La scadenza Intanto però il prossimo 13 agosto scatta l’obbligo per tutte le categorie mediche di sottoscrivere una polizza di Rc professionale. Il problema è che le compagnie assicurative non sono obbligate a coprire il rischio dei medici e infatti non lo fanno (se non a cifre iperboliche) a causa dell’aumento esponenziale degli importi dei risarcimenti danni da presunti casi di mala pratica medica. In sintesi, si rischia la paralisi. «Parte della nostra mission come Consorzio è di fare sistema — specifica il presidente di Cineas — facendo da ponte Ira realtà apparentemente distanti come sanità e assicurazioni: a questo scopo abbiamo inaugurato il primo tavolo di lavoro che ha riunito professionisti della sanità pubblica e privata compagnie assicuratrici e broker, accademici, associazioni a tutela dei consumatori, ed esperti, con l’obiettivo comune di individuare le priorità su cui si richiede l’intervento delle istituzioni al fine di garantire il corretto svolgimento della professione a ogni medico, che sia più o meno a rischio nell’interesse finale di ogni cittadino».

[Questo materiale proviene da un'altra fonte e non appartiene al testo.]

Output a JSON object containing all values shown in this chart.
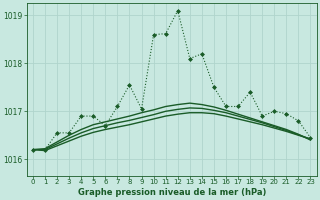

Le ragioni del disagio Per Salvo Cali, segretario generale Smi (Sindacato medici italiani ): «La situazione in Italia è ai livelli di guardia: è intollerabile che i medici subiscano, spesso, denunce per ragioni estranee al loro operato. Si pensi ai molti problemi organizzativi derivanti dal taglio dei posti letto. Un professionista costretto a lavorare con il paziente in barella, in un corridoio, a causa del sovraffollamento, rischia più di altri di incorrere in errori, ed è, quindi, egli stesso vittima della malasanità, non solo il paziente. In questi anni abbiamo assistito all’incremento del 24% delle denunce, mentre ben il 98,1% dei procedimenti penali si conclude con l’archiviazione. Eppure, l’unico a pagarne le conseguenze in termini di danno psicologico ed economico è il medico. I medici non chiedono l’impunità, ma la consapevolezza che l’atto medico, in assenza di dolo o colpa grave è finalizzato solo a guarire o salvare il cittadino. Bisogna interrompere la spirale perversa del boom delle denunce sull’ attività medica Il cittadino ha diritto al risarcimento e, in caso di dolo, ad avere giustizia con la condanna del professionista che ha sbagliato. Ma non possiamo rimanere ostaggi delle assicurazioni e della medicina difensiva».